Computational Linguistics draws a very intellectually diverse set of students with lots of different academic backgrounds; they might have a linguistics background, a Computer Science background, or something else. For example, one of my former research assistants, Andy Rueda, had studied film and television production, but he was very interested in AI and was able to use the program to pivot. He ended up writing a first author publication. The program also gets a lot of students who are interested in research and turn that into a career, either by doing a PhD or by going into a research-focused industry setting. They often come back for our networking receptions.
The Computer Science PhD program is also small and personalized. I can give students the individual attention that I did not get as much of doing a PhD at a large institution. We focus on students doing research from day one when they enter, and we also focus on teacher development. Students TA often and graduate knowing how to teach; they’re not just checking a requirement box.
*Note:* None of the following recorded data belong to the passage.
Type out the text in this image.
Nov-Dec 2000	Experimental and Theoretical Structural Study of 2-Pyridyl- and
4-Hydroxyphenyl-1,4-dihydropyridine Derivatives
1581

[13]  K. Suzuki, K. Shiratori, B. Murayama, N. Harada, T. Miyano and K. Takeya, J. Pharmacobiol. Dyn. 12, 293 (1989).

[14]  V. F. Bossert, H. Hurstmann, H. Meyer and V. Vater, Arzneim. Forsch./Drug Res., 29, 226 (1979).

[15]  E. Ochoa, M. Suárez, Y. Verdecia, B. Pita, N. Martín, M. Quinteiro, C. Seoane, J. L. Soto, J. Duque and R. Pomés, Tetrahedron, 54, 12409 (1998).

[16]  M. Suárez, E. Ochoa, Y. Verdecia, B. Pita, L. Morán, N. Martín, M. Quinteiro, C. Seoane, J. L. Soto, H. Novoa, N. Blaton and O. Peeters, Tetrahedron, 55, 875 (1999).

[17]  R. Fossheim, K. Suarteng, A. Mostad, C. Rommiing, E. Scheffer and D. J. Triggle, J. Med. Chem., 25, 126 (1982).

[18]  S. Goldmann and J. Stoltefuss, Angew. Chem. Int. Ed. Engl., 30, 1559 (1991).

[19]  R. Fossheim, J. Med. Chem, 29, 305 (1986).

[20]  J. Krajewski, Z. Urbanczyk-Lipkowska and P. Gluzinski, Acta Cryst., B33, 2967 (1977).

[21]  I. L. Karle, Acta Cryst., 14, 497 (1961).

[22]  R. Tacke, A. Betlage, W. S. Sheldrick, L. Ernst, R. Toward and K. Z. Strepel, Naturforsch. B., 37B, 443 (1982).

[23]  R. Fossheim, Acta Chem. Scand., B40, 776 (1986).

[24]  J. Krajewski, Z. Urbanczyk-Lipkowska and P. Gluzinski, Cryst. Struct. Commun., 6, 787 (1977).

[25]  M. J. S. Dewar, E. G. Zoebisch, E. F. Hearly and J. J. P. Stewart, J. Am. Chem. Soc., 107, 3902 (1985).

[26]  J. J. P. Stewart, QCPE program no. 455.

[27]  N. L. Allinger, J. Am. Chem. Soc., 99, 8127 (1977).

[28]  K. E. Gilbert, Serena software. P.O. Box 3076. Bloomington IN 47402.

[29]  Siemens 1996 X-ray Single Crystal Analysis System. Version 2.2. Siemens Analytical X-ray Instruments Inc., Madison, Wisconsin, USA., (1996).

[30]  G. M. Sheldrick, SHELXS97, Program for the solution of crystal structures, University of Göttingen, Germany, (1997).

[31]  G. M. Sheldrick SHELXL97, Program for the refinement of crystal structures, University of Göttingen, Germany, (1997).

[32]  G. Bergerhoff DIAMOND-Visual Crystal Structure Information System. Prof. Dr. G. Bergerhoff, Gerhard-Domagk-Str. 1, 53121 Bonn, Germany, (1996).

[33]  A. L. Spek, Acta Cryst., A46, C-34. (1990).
Brandeis is a unique combination of a research university and a strong focus on liberal arts and well-rounded students. One of the exciting things for me has been that students at all levels have a wide set of curiosities and interests. Students’ diverse backgrounds enhance what we do because they bring a multitude of experiences to the program and to their research. At huge universities, often everyone does just one thing; here, the faculty and students do a lot of things and have unique combinations of interests.